BTLO: SPECTRUM(Audio Steganography)
Steganography is the art of concealing a message, image, or file within another message, image, or file, so, audio steganography is a technique used in steganography, to hide data in audio media. One of this technique is utilize the audio spectrum to hide the data.
Hiding secret messages in digital sound is a much more difficult process when compared to others, such as image steganography. In the practice, the plaintext will embedded in an audio spectrum. In a CTF competition this challenge usually combined with digital forensic challenge and some text manipulation or encoding technique like base64, base91 etc, to confuse the participant. So after you know what hidden in a spectrum audio file, sometime you will confused with the strings or the data shown.
In this article i will practice one of BTLO challenge called SPECTRUM. Start with the description of the challenge
Scotland yard have intercepted information about one of the biggest drug deals to go down in the city of London. Can you find out where and when the deal is expected to go down?
recover with photorec/foremost
They give us a zip file with unknown password to unzip them. So we need to crack it with some tool. I use fcrackzip to crack the password
yeah, it could crack it, and the password shown. There is 4 wav file inside the zip file. brown.wav, location.wav, wahwah.wav, and white.wav. For the first time it look suspicious with the file name, like the location.wav and the wahwah.wav. So we start investigate with these two file. Start with recognize the originality of the file with check the file type and the metadata with some tool like exiftool. It seems like original wav file, we try to see the spectrum in audacity and still don’t get the other clue.
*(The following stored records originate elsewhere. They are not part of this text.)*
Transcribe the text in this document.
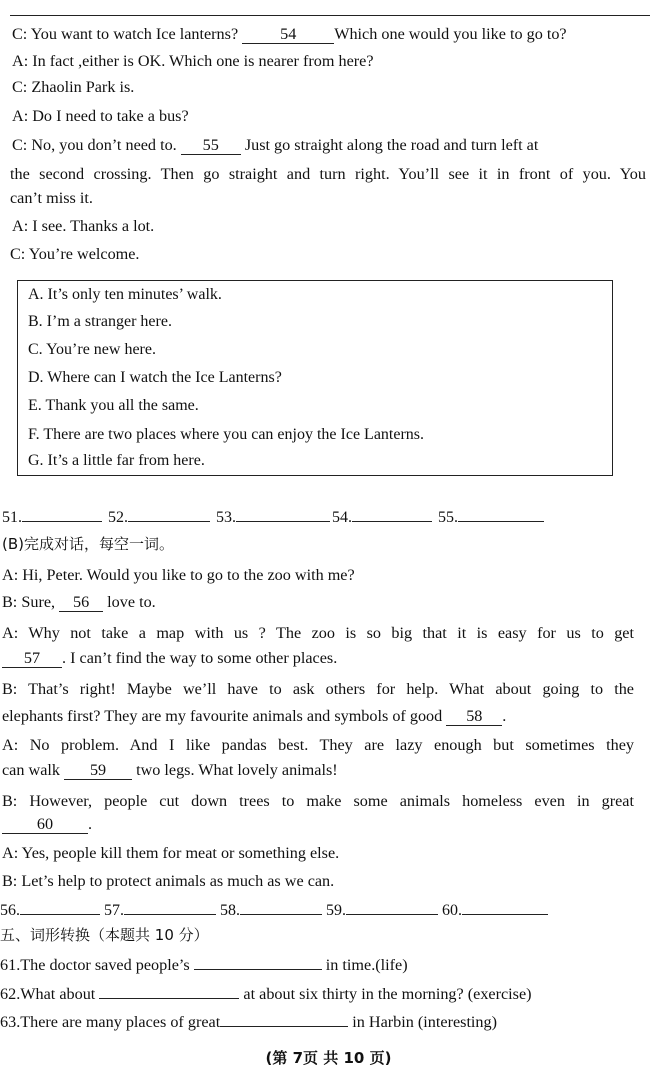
C: You want to watch Ice lanterns?	54 Which one would you like to go to?
A: In fact ,either is OK. Which one is nearer from here?
C: Zhaolin Park is.
A: Do I need to take a bus?
C: No, you don’t need to. 55 Just go straight along the road and turn left at
the second crossing. Then go straight and turn right. You’ll see it in front of you. You
can’t miss it.
A: I see. Thanks a lot.
C: You’re welcome.
A. It’s only ten minutes’ walk.
B. I’m a stranger here.
C. You’re new here.
D. Where can I watch the Ice Lanterns?
E. Thank you all the same.
F. There are two places where you can enjoy the Ice Lanterns.
G. It’s a little far from here.
51.	52.	53.	54.	55.
(B)完成对话，每空一词。
A: Hi, Peter. Would you like to go to the zoo with me?
B: Sure, 56 love to.
A: Why not take a map with us ? The zoo is so big that it is easy for us to get
57 . I can’t find the way to some other places.
B: That’s right! Maybe we’ll have to ask others for help. What about going to the
elephants first? They are my favourite animals and symbols of good 58 .
A: No problem. And I like pandas best. They are lazy enough but sometimes they
can walk 59 two legs. What lovely animals!
B: However, people cut down trees to make some animals homeless even in great
60 .
A: Yes, people kill them for meat or something else.
B: Let’s help to protect animals as much as we can.
56.	57.	58.	59.	60.
五、词形转换（本题共 10 分）
61.The doctor saved people’s	in time.(life)
62.What about	at about six thirty in the morning? (exercise)
63.There are many places of great	in Harbin (interesting)
(第 7页 共 10 页)
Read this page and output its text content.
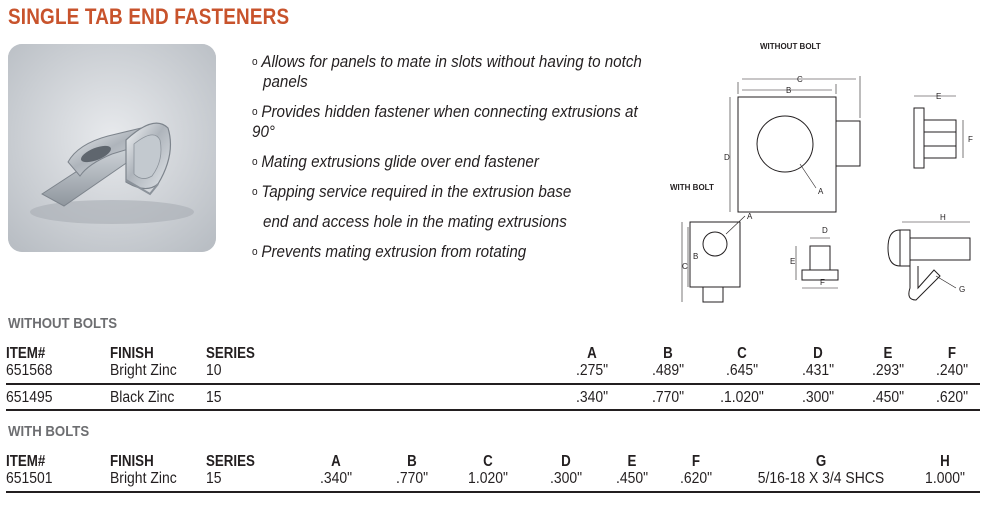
SINGLE TAB END FASTENERS
o Allows for panels to mate in slots without having to notch
panels
o Provides hidden fastener when connecting extrusions at 90°
o Mating extrusions glide over end fastener
o Tapping service required in the extrusion base
end and access hole in the mating extrusions
o Prevents mating extrusion from rotating
WITHOUT BOLT
WITH BOLT
C
B
D
A
E
F
A
C
B
D
E
F
H
G
WITHOUT BOLTS
ITEM#	FINISH	SERIES	A	B	C	D	E	F
651568	Bright Zinc 10	.275"	.489"	.645"	.431"	.293"	.240"
651495	Black Zinc 15	.340"	.770"	.1.020"	.300"	.450"	.620"
WITH BOLTS
ITEM#	FINISH	SERIES	A	B	C	D	E	F	G	H
651501	Bright Zinc 15	.340"	.770"	1.020"	.300"	.450"	.620"	5/16-18 X 3/4 SHCS	1.000"
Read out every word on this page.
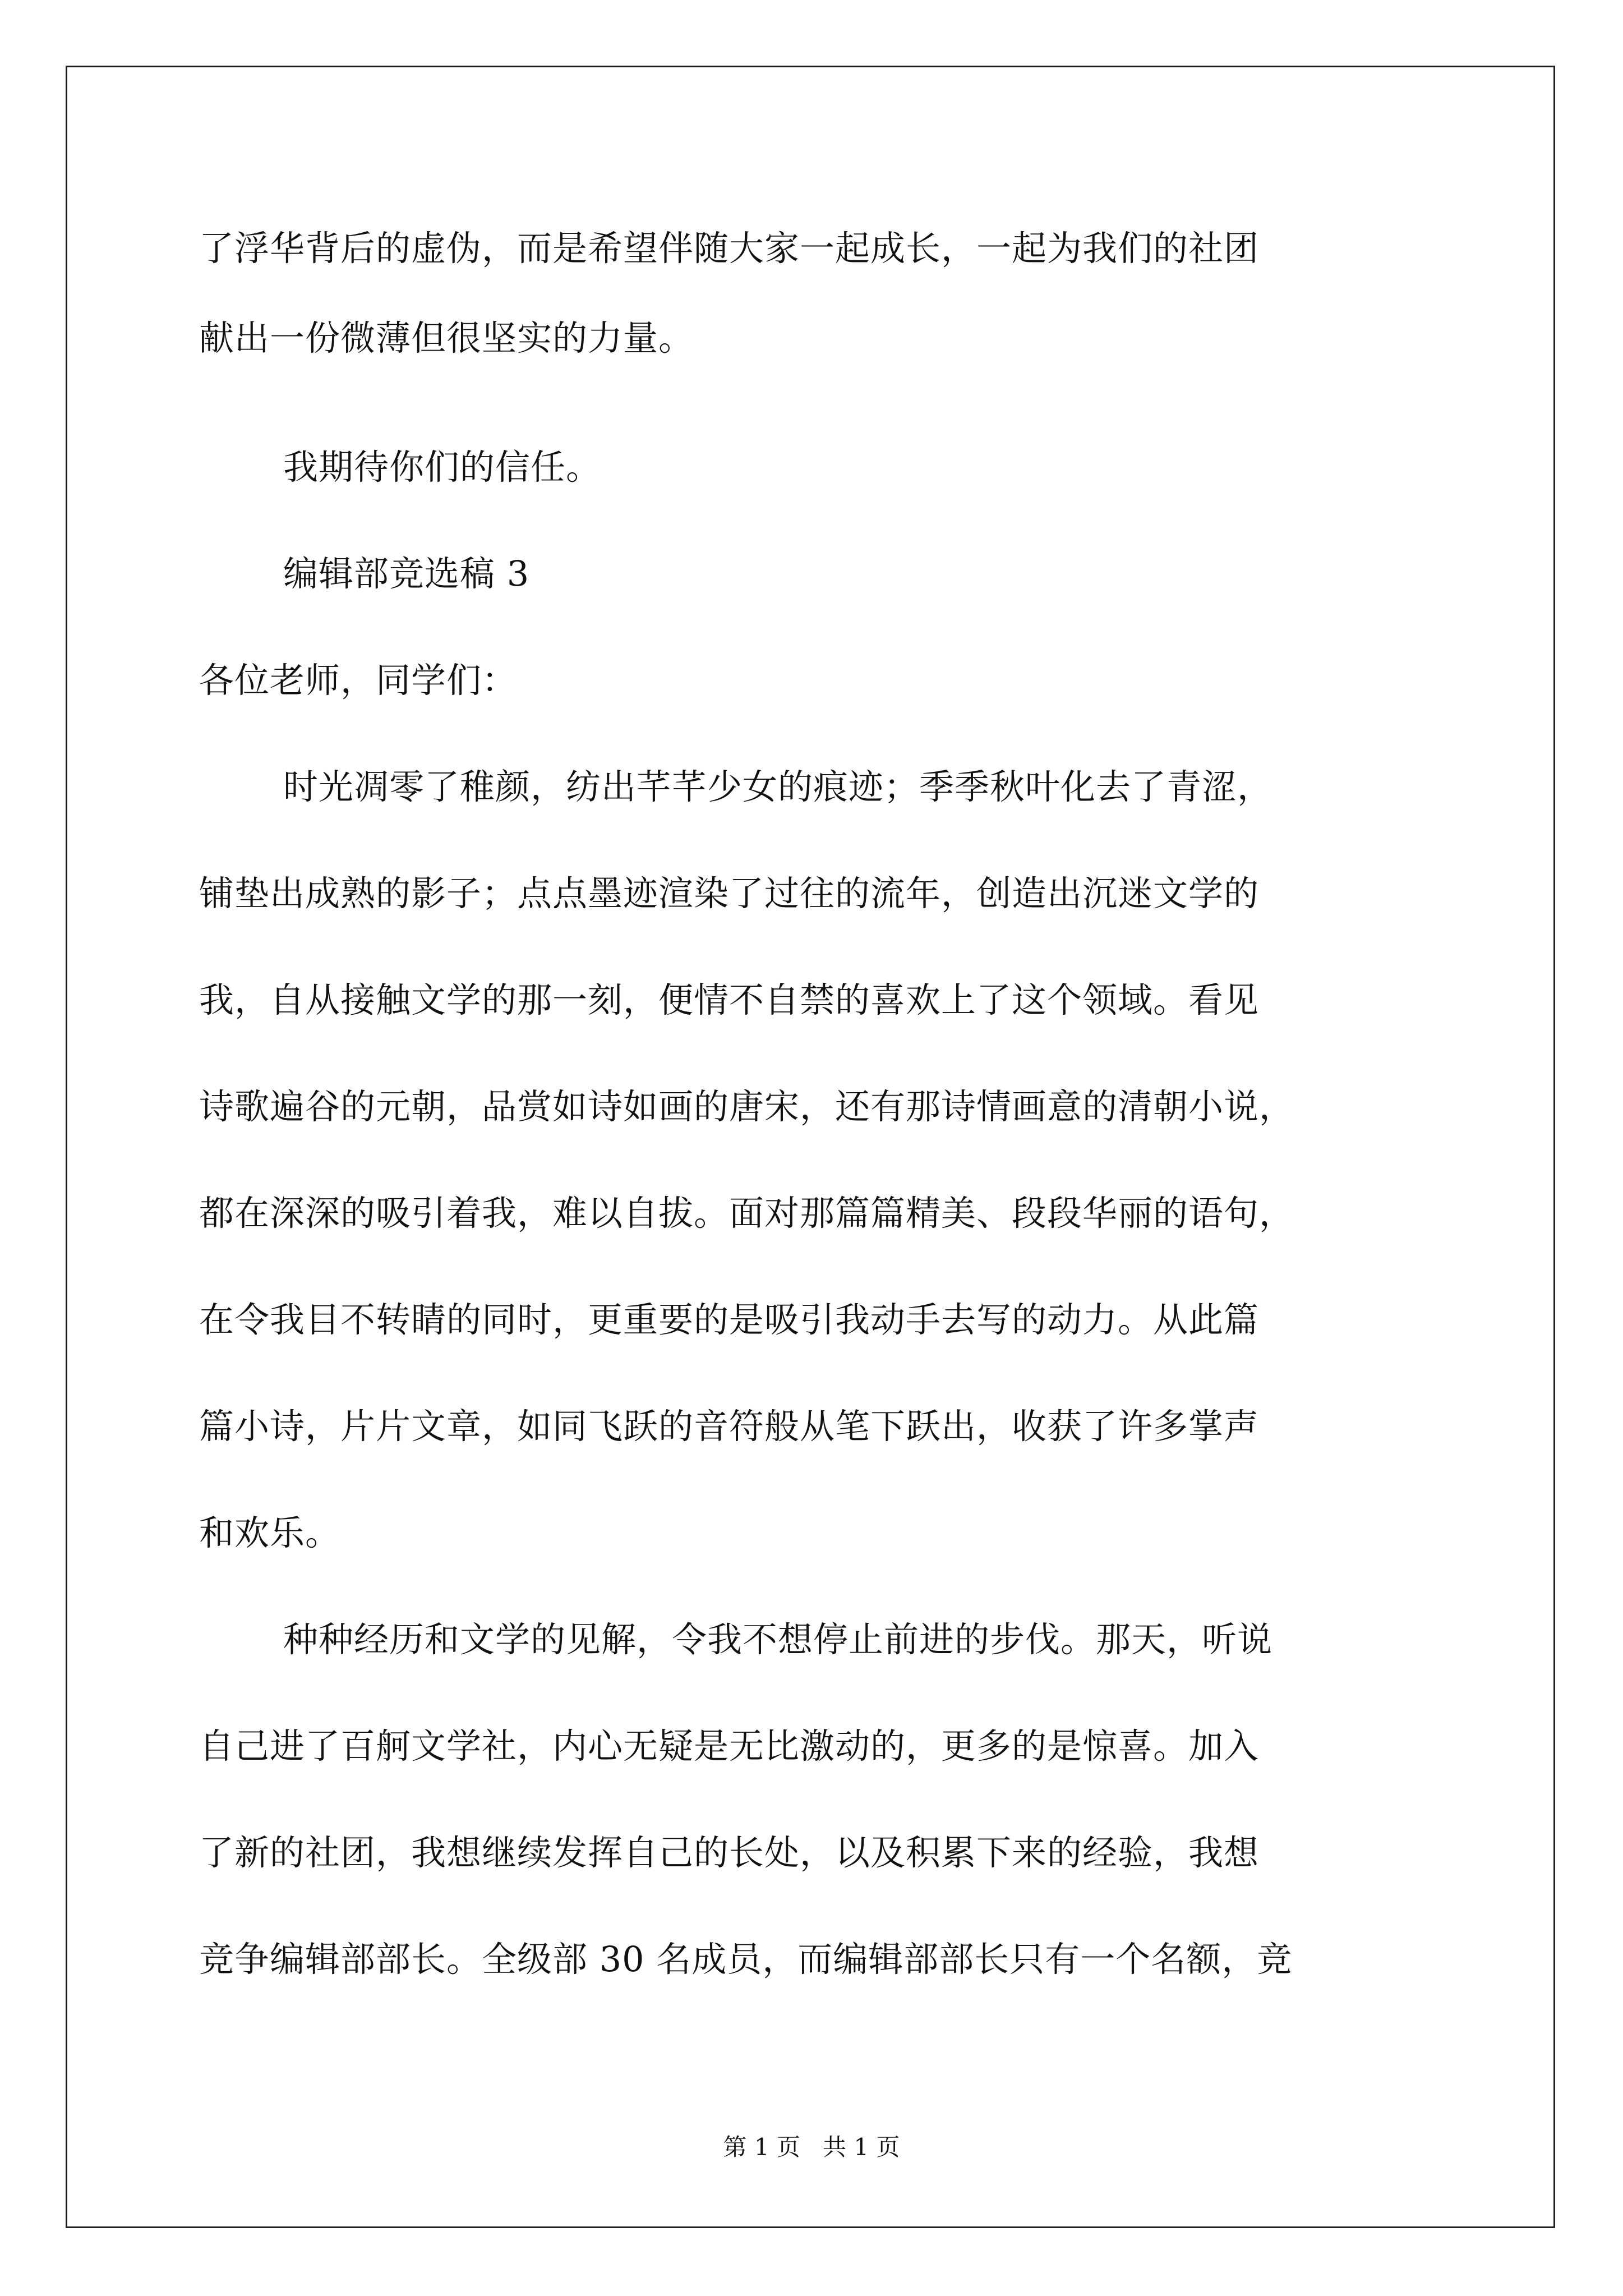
了浮华背后的虚伪，而是希望伴随大家一起成长，一起为我们的社团
献出一份微薄但很坚实的力量。
我期待你们的信任。
编辑部竞选稿 3
各位老师，同学们：
时光凋零了稚颜，纺出芊芊少女的痕迹；季季秋叶化去了青涩，
铺垫出成熟的影子；点点墨迹渲染了过往的流年，创造出沉迷文学的
我，自从接触文学的那一刻，便情不自禁的喜欢上了这个领域。看见
诗歌遍谷的元朝，品赏如诗如画的唐宋，还有那诗情画意的清朝小说，
都在深深的吸引着我，难以自拔。面对那篇篇精美、段段华丽的语句，
在令我目不转睛的同时，更重要的是吸引我动手去写的动力。从此篇
篇小诗，片片文章，如同飞跃的音符般从笔下跃出，收获了许多掌声
和欢乐。
种种经历和文学的见解，令我不想停止前进的步伐。那天，听说
自己进了百舸文学社，内心无疑是无比激动的，更多的是惊喜。加入
了新的社团，我想继续发挥自己的长处，以及积累下来的经验，我想
竞争编辑部部长。全级部 30 名成员，而编辑部部长只有一个名额，竞
第 1 页   共 1 页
Sometime audio challenge combine with other technique like morse code, and there is a tool that can help us with this. Try to upload the audio there and we fooled
location.wav = NICE TRY, NOTHING TO HEAR HERE!
After this try, we try with other file with the same step. And we found suspicious strings in whtie.wav file when we see the spectrum.
It’s kinda familiar, like a GPS coordinate, and it relevant with the next question. We try to search the location with this tool, and we know where is it.
51.505278, 0.055278 ⇒ London City Airport
Other file just show weird string in the comment tag at the metadata. Save it first to continue the other question. The white.wav actually embedded with the time that asked in the last question, but we need a password to encode this. We still have one suspicious string that possible relate with this, it’s look like string encoding type, try all possible encoding with cyberchef. It encoded with base58 encoding.
15:01:00
emit
At the first time, we confused with the strings, but it just type reversed. So reverse them to find the answer.
Audio steganography is one of useful technique to hide a message, we can use the spectrum to hide some hidden message or make tool to modify or power up this technique. I hope you learn something from this article, and sorry if I have some mistake.